If you are preparing to sell a company with an enterprise value north of $10M, you likely already have a relationship with a CPA firm that performs an annual audit. You might assume that a “clean” audit opinion is the gold standard for a buyer’s due diligence.

In the world of sophisticated M&A, however, an audit is merely the entry fee. The actual game is played through a Quality of Earnings (QofE) report.

While an audit looks backward to ensure your numbers comply with GAAP (Generally Accepted Accounting Principles), a QofE looks forward to determine if those numbers are durable, recurring, and representative of the future. An audit tells a buyer that the money was spent; a QofE tells them if the money will come back next year.

The Fundamental Mismatch: Net Income vs. Adjusted EBITDA

Audits are designed for regulators and tax authorities. They focus on Net Income.
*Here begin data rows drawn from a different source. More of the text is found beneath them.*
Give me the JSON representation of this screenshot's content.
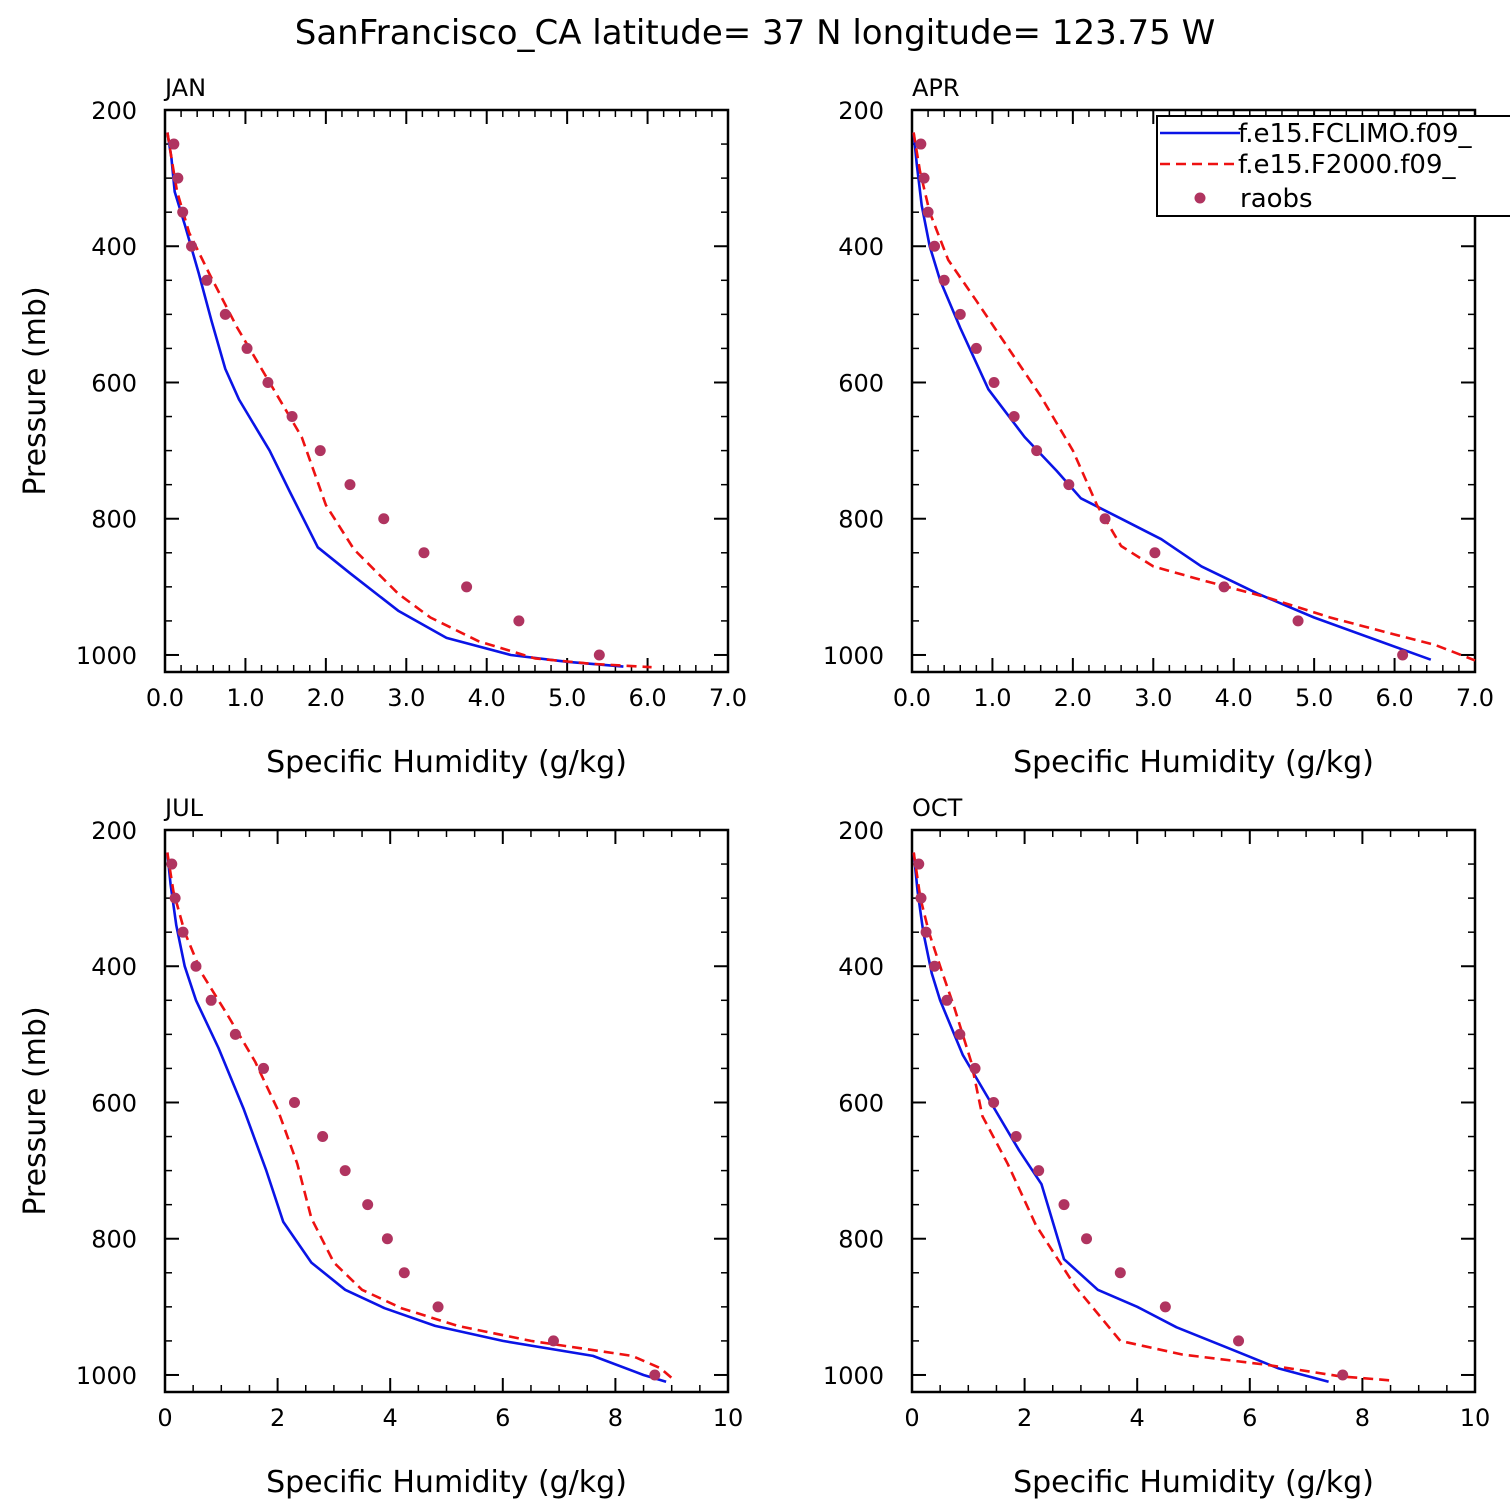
{
  "title": "SanFrancisco_CA  latitude= 37 N longitude= 123.75 W",
  "colors": {
    "fclimo": "#0a14e6",
    "f2000": "#ee1111",
    "raobs": "#b03460"
  },
  "legend": {
    "placement": "top-right of APR panel",
    "entries": [
      "f.e15.FCLIMO.f09_",
      "f.e15.F2000.f09_",
      "raobs"
    ]
  },
  "chart_data": [
    {
      "type": "line",
      "panel": "JAN",
      "xlabel": "Specific Humidity (g/kg)",
      "ylabel": "Pressure (mb)",
      "xlim": [
        0,
        7
      ],
      "ylim": [
        1025,
        200
      ],
      "y_inverted": true,
      "xticks": [
        "0.0",
        "1.0",
        "2.0",
        "3.0",
        "4.0",
        "5.0",
        "6.0",
        "7.0"
      ],
      "yticks": [
        "200",
        "400",
        "600",
        "800",
        "1000"
      ],
      "series": [
        {
          "name": "f.e15.FCLIMO.f09_",
          "style": "solid",
          "points": [
            [
              0.03,
              233
            ],
            [
              0.08,
              270
            ],
            [
              0.12,
              320
            ],
            [
              0.25,
              370
            ],
            [
              0.42,
              440
            ],
            [
              0.58,
              510
            ],
            [
              0.75,
              580
            ],
            [
              0.92,
              625
            ],
            [
              1.3,
              700
            ],
            [
              1.55,
              760
            ],
            [
              1.9,
              842
            ],
            [
              2.3,
              880
            ],
            [
              2.9,
              935
            ],
            [
              3.5,
              975
            ],
            [
              4.3,
              1000
            ],
            [
              5.0,
              1010
            ],
            [
              5.7,
              1017
            ]
          ]
        },
        {
          "name": "f.e15.F2000.f09_",
          "style": "dashed",
          "points": [
            [
              0.03,
              233
            ],
            [
              0.08,
              270
            ],
            [
              0.15,
              320
            ],
            [
              0.3,
              380
            ],
            [
              0.55,
              440
            ],
            [
              0.9,
              520
            ],
            [
              1.3,
              600
            ],
            [
              1.7,
              680
            ],
            [
              2.0,
              780
            ],
            [
              2.35,
              845
            ],
            [
              2.9,
              910
            ],
            [
              3.3,
              945
            ],
            [
              3.9,
              980
            ],
            [
              4.6,
              1005
            ],
            [
              5.3,
              1013
            ],
            [
              6.05,
              1018
            ]
          ]
        },
        {
          "name": "raobs",
          "style": "dots",
          "points": [
            [
              0.11,
              250
            ],
            [
              0.16,
              300
            ],
            [
              0.22,
              350
            ],
            [
              0.33,
              400
            ],
            [
              0.52,
              450
            ],
            [
              0.75,
              500
            ],
            [
              1.02,
              550
            ],
            [
              1.28,
              600
            ],
            [
              1.58,
              650
            ],
            [
              1.93,
              700
            ],
            [
              2.3,
              750
            ],
            [
              2.72,
              800
            ],
            [
              3.22,
              850
            ],
            [
              3.75,
              900
            ],
            [
              4.4,
              950
            ],
            [
              5.4,
              1000
            ]
          ]
        }
      ]
    },
    {
      "type": "line",
      "panel": "APR",
      "xlabel": "Specific Humidity (g/kg)",
      "ylabel": "",
      "xlim": [
        0,
        7
      ],
      "ylim": [
        1025,
        200
      ],
      "y_inverted": true,
      "xticks": [
        "0.0",
        "1.0",
        "2.0",
        "3.0",
        "4.0",
        "5.0",
        "6.0",
        "7.0"
      ],
      "yticks": [
        "200",
        "400",
        "600",
        "800",
        "1000"
      ],
      "series": [
        {
          "name": "f.e15.FCLIMO.f09_",
          "style": "solid",
          "points": [
            [
              0.02,
              233
            ],
            [
              0.06,
              280
            ],
            [
              0.12,
              340
            ],
            [
              0.22,
              400
            ],
            [
              0.35,
              450
            ],
            [
              0.6,
              520
            ],
            [
              0.95,
              610
            ],
            [
              1.4,
              680
            ],
            [
              1.8,
              730
            ],
            [
              2.1,
              770
            ],
            [
              2.6,
              800
            ],
            [
              3.1,
              830
            ],
            [
              3.6,
              870
            ],
            [
              4.3,
              910
            ],
            [
              5.0,
              945
            ],
            [
              5.7,
              975
            ],
            [
              6.45,
              1007
            ]
          ]
        },
        {
          "name": "f.e15.F2000.f09_",
          "style": "dashed",
          "points": [
            [
              0.02,
              233
            ],
            [
              0.1,
              290
            ],
            [
              0.22,
              350
            ],
            [
              0.45,
              420
            ],
            [
              0.8,
              480
            ],
            [
              1.2,
              550
            ],
            [
              1.6,
              620
            ],
            [
              2.0,
              700
            ],
            [
              2.3,
              780
            ],
            [
              2.6,
              840
            ],
            [
              3.0,
              870
            ],
            [
              3.6,
              890
            ],
            [
              4.4,
              915
            ],
            [
              5.2,
              945
            ],
            [
              6.0,
              970
            ],
            [
              6.5,
              985
            ],
            [
              7.0,
              1008
            ]
          ]
        },
        {
          "name": "raobs",
          "style": "dots",
          "points": [
            [
              0.11,
              250
            ],
            [
              0.15,
              300
            ],
            [
              0.2,
              350
            ],
            [
              0.28,
              400
            ],
            [
              0.4,
              450
            ],
            [
              0.6,
              500
            ],
            [
              0.8,
              550
            ],
            [
              1.02,
              600
            ],
            [
              1.27,
              650
            ],
            [
              1.55,
              700
            ],
            [
              1.95,
              750
            ],
            [
              2.4,
              800
            ],
            [
              3.02,
              850
            ],
            [
              3.88,
              900
            ],
            [
              4.8,
              950
            ],
            [
              6.1,
              1000
            ]
          ]
        }
      ]
    },
    {
      "type": "line",
      "panel": "JUL",
      "xlabel": "Specific Humidity (g/kg)",
      "ylabel": "Pressure (mb)",
      "xlim": [
        0,
        10
      ],
      "ylim": [
        1025,
        200
      ],
      "y_inverted": true,
      "xticks": [
        "0",
        "2",
        "4",
        "6",
        "8",
        "10"
      ],
      "yticks": [
        "200",
        "400",
        "600",
        "800",
        "1000"
      ],
      "series": [
        {
          "name": "f.e15.FCLIMO.f09_",
          "style": "solid",
          "points": [
            [
              0.04,
              233
            ],
            [
              0.1,
              280
            ],
            [
              0.2,
              340
            ],
            [
              0.35,
              400
            ],
            [
              0.55,
              450
            ],
            [
              0.95,
              520
            ],
            [
              1.4,
              610
            ],
            [
              1.8,
              700
            ],
            [
              2.1,
              775
            ],
            [
              2.6,
              835
            ],
            [
              3.2,
              875
            ],
            [
              3.9,
              902
            ],
            [
              4.8,
              928
            ],
            [
              6.0,
              950
            ],
            [
              7.6,
              972
            ],
            [
              8.5,
              1000
            ],
            [
              8.9,
              1010
            ]
          ]
        },
        {
          "name": "f.e15.F2000.f09_",
          "style": "dashed",
          "points": [
            [
              0.04,
              233
            ],
            [
              0.15,
              290
            ],
            [
              0.35,
              350
            ],
            [
              0.65,
              410
            ],
            [
              1.1,
              470
            ],
            [
              1.6,
              540
            ],
            [
              2.0,
              610
            ],
            [
              2.35,
              690
            ],
            [
              2.6,
              770
            ],
            [
              3.0,
              835
            ],
            [
              3.5,
              875
            ],
            [
              4.2,
              902
            ],
            [
              5.2,
              928
            ],
            [
              6.5,
              950
            ],
            [
              8.3,
              972
            ],
            [
              8.8,
              990
            ],
            [
              9.05,
              1008
            ]
          ]
        },
        {
          "name": "raobs",
          "style": "dots",
          "points": [
            [
              0.12,
              250
            ],
            [
              0.18,
              300
            ],
            [
              0.32,
              350
            ],
            [
              0.55,
              400
            ],
            [
              0.82,
              450
            ],
            [
              1.25,
              500
            ],
            [
              1.75,
              550
            ],
            [
              2.3,
              600
            ],
            [
              2.8,
              650
            ],
            [
              3.2,
              700
            ],
            [
              3.6,
              750
            ],
            [
              3.95,
              800
            ],
            [
              4.25,
              850
            ],
            [
              4.85,
              900
            ],
            [
              6.9,
              950
            ],
            [
              8.7,
              1000
            ]
          ]
        }
      ]
    },
    {
      "type": "line",
      "panel": "OCT",
      "xlabel": "Specific Humidity (g/kg)",
      "ylabel": "",
      "xlim": [
        0,
        10
      ],
      "ylim": [
        1025,
        200
      ],
      "y_inverted": true,
      "xticks": [
        "0",
        "2",
        "4",
        "6",
        "8",
        "10"
      ],
      "yticks": [
        "200",
        "400",
        "600",
        "800",
        "1000"
      ],
      "series": [
        {
          "name": "f.e15.FCLIMO.f09_",
          "style": "solid",
          "points": [
            [
              0.03,
              233
            ],
            [
              0.1,
              290
            ],
            [
              0.2,
              350
            ],
            [
              0.35,
              410
            ],
            [
              0.5,
              450
            ],
            [
              0.9,
              530
            ],
            [
              1.4,
              600
            ],
            [
              1.9,
              670
            ],
            [
              2.3,
              720
            ],
            [
              2.7,
              830
            ],
            [
              3.3,
              875
            ],
            [
              4.0,
              900
            ],
            [
              4.7,
              930
            ],
            [
              5.6,
              960
            ],
            [
              6.5,
              990
            ],
            [
              7.4,
              1010
            ]
          ]
        },
        {
          "name": "f.e15.F2000.f09_",
          "style": "dashed",
          "points": [
            [
              0.03,
              233
            ],
            [
              0.15,
              300
            ],
            [
              0.3,
              350
            ],
            [
              0.5,
              400
            ],
            [
              0.75,
              460
            ],
            [
              1.05,
              540
            ],
            [
              1.25,
              620
            ],
            [
              1.7,
              690
            ],
            [
              2.2,
              780
            ],
            [
              2.9,
              870
            ],
            [
              3.7,
              950
            ],
            [
              4.8,
              970
            ],
            [
              6.3,
              985
            ],
            [
              7.6,
              1002
            ],
            [
              8.5,
              1008
            ]
          ]
        },
        {
          "name": "raobs",
          "style": "dots",
          "points": [
            [
              0.12,
              250
            ],
            [
              0.16,
              300
            ],
            [
              0.25,
              350
            ],
            [
              0.4,
              400
            ],
            [
              0.62,
              450
            ],
            [
              0.85,
              500
            ],
            [
              1.12,
              550
            ],
            [
              1.45,
              600
            ],
            [
              1.85,
              650
            ],
            [
              2.25,
              700
            ],
            [
              2.7,
              750
            ],
            [
              3.1,
              800
            ],
            [
              3.7,
              850
            ],
            [
              4.5,
              900
            ],
            [
              5.8,
              950
            ],
            [
              7.65,
              1000
            ]
          ]
        }
      ]
    }
  ]
}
M&A transactions are designed for investors and lenders. They focus on Adjusted EBITDA.

The delta between these two figures is where millions of dollars in valuation are often won or lost. A QofE specialist “bridges” this gap by identifying three distinct types of adjustments that an auditor would typically ignore:

  1. The “Out-of-Period” Correction: Audits are snapshots of a fiscal year. A QofE analyzes monthly trends to ensure that a massive December contract isn’t masking a failing third quarter.

  2. Standardization of Owner Discretion: An auditor verifies that your Ferrari lease was recorded as a business expense. A QofE specialist “adds it back” to the earnings, correctly identifying it as a personal benefit that won’t exist under new ownership.

  3. Pro-Forma Adjustments: This is where the real value lies. If you hired a new sales VP six months ago who doubled your pipeline, an audit only shows the six months of increased salary cost. A QofE “annualizes” that impact, showing the buyer what the business looks like with that talent in place for a full year.

Why Buyers Demand a QofE (And Why You Should Get One First)

For a Private Equity group or a strategic acquirer, the QofE is their insurance policy. It uncovers the “skeletons” that an audit misses—such as high customer concentration or “revenue recognition” aggressive tactics used to inflate year-end numbers.

At David Mayfair, we strongly advise a Sell-Side QofE before going to market. By commissioning your own report 6 to 12 months before a sale, you achieve two things:

  • Control the Narrative: You identify the “add-backs” first, rather than letting the buyer’s accountants “chip away” at your price during the final days of due diligence.

  • Remove Friction: A pre-vetted QofE from a reputable firm signals to the market that your company is “Institutional Grade.” It can shave 30 to 60 days off the closing timeline.

An audit proves you aren’t lying about the past. A Quality of Earnings report proves you are telling the truth about the future.